Tuesday, December 11, 2012

Prepare the Way! (Decoded)


9 December 2012
            “My relationship with the Lord has grown cold” she said. “I have to work on that.”
            She wasn’t talking to me. I just couldn’t help but overhear the conversation in the booth directly behind me, no matter how hard I tried not to hear it. I mean, you can’t put your fingers in your ears and hum at Perkins. Not unless you are small enough to order off the children’s menu. That sort of behavior is unbecoming in an adult. Likewise, turning around and joining a conversation with strangers is generally not an option. But if it were, this is what I would like to have said: “How is your relationship with your people? Do you have a warm relationship with the people you see every day? Because we relate to God through other people.”
            I was just reading Malachi (the last book in the Old Testament). In Malachi’s day, people were complaining that God did not seem to care about their troubles. People thought that if they went to the temple and offered the usual sacrifice, if they observed the ritual and the rules, that they out to get something out of it. People were starting to complain. Why are we going to all this trouble if God does not show?
Malachi said to them, if you want God to be faithful to you, then you all should be faithful to your wives. If you want God to be fair, you better treat other people fairly. If you want God to be generous, then be generous to people who are in need. Simple really. Simple to understand; it’s the doing that’s difficult.

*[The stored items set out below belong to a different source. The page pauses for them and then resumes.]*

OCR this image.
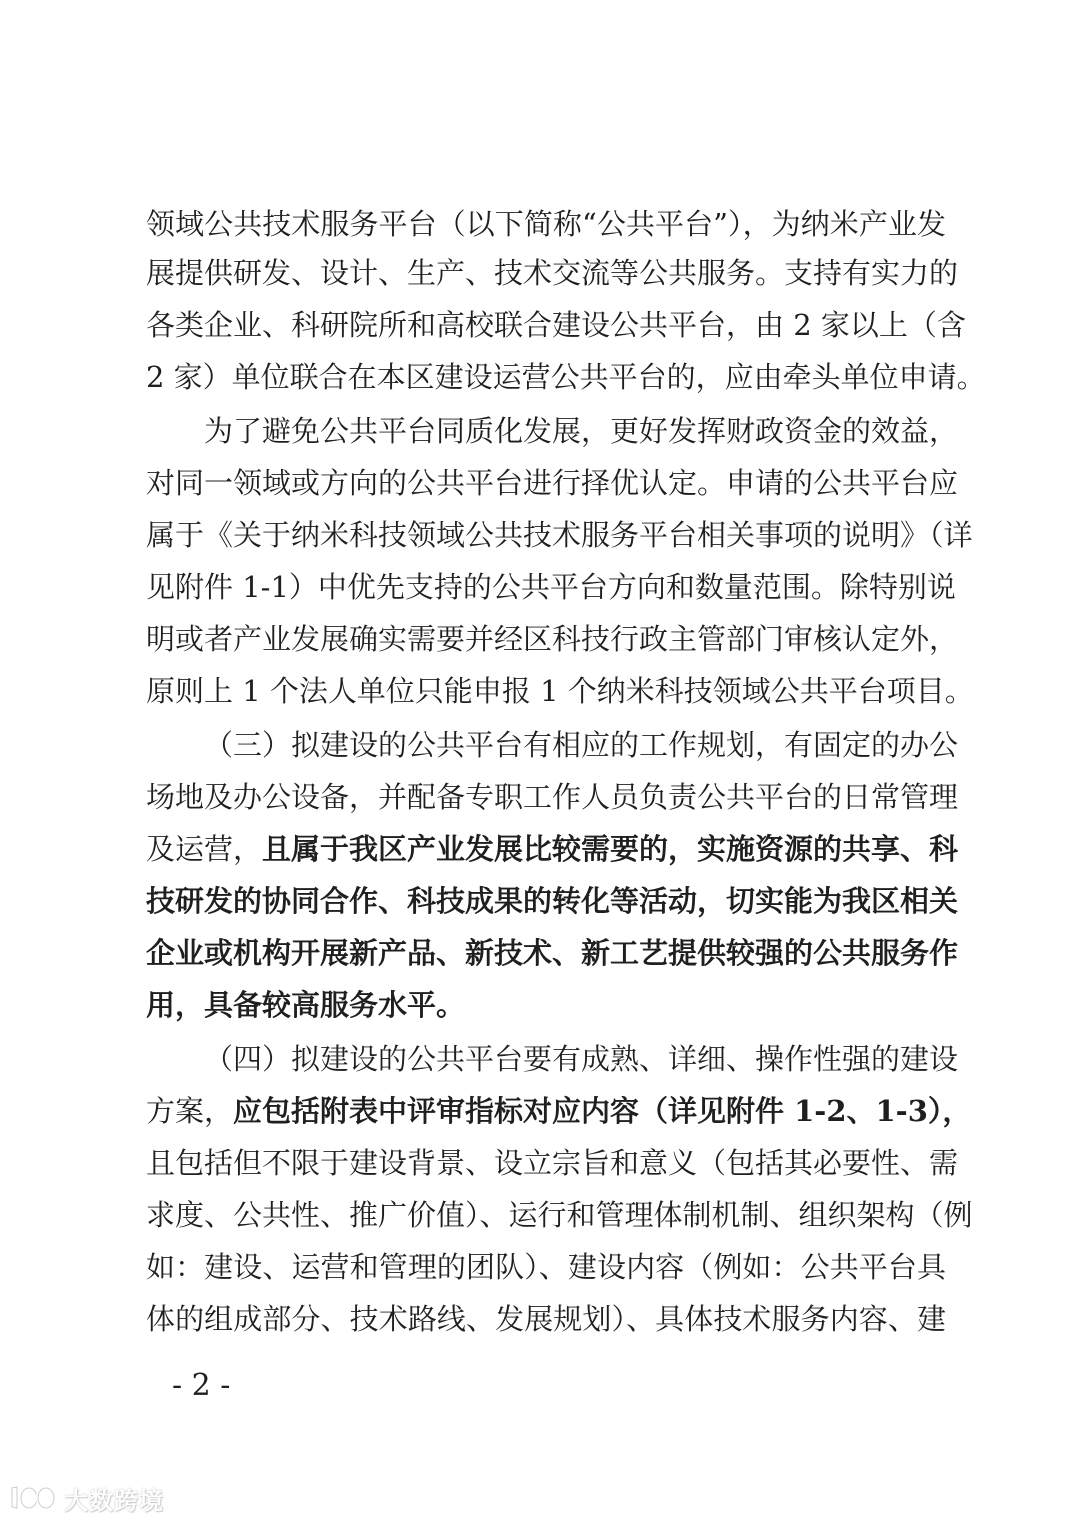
领域公共技术服务平台（以下简称“公共平台”），为纳米产业发
展提供研发、设计、生产、技术交流等公共服务。支持有实力的
各类企业、科研院所和高校联合建设公共平台，由 2 家以上（含
2 家）单位联合在本区建设运营公共平台的，应由牵头单位申请。
为了避免公共平台同质化发展，更好发挥财政资金的效益，
对同一领域或方向的公共平台进行择优认定。申请的公共平台应
属于《关于纳米科技领域公共技术服务平台相关事项的说明》（详
见附件 1-1）中优先支持的公共平台方向和数量范围。除特别说
明或者产业发展确实需要并经区科技行政主管部门审核认定外，
原则上 1 个法人单位只能申报 1 个纳米科技领域公共平台项目。
（三）拟建设的公共平台有相应的工作规划，有固定的办公
场地及办公设备，并配备专职工作人员负责公共平台的日常管理
及运营，且属于我区产业发展比较需要的，实施资源的共享、科
技研发的协同合作、科技成果的转化等活动，切实能为我区相关
企业或机构开展新产品、新技术、新工艺提供较强的公共服务作
用，具备较高服务水平。
（四）拟建设的公共平台要有成熟、详细、操作性强的建设
方案，应包括附表中评审指标对应内容（详见附件 1-2、1-3），
且包括但不限于建设背景、设立宗旨和意义（包括其必要性、需
求度、公共性、推广价值）、运行和管理体制机制、组织架构（例
如：建设、运营和管理的团队）、建设内容（例如：公共平台具
体的组成部分、技术路线、发展规划）、具体技术服务内容、建
- 2 -
大数跨境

            This is the Sunday—the second Sunday in Advent-- when we sing about preparing a way in the wilderness. In the metaphorical language of the church, during Advent we prepare a way for Jesus to enter into our hearts. That is poetic language; it’s beautiful. It is also meaningless, unless by “Jesus” we mean people. We open our hearts to other people by getting to know them, so that their joys become our joys, and their cares become our cares.
But that too is meaningless, unless by “opening our hearts” we mean not just being mindful of the miseries of others, but doing whatever we can to relieve the miseries of others, working as hard to relieve their miseries as we work to relieve our own. If faith is just a feeling, what earthly good is that? What difference in the world does it make for us to feel all warm and Jesus-y in our hearts?
            The prophets speak of a change of heart but they don’t stop there. Words of glad tidings are empty if they are not followed by deeds. This is how the Prince of Peace comes into the world, to save the world: First the Godly one is born into our hearts, then our minds, then our bodies. This is how we become drenched in Godliness, this is how the holy works through us. Feel it. Think it. And go and do. This is the good news. Thanks be to God. Amen.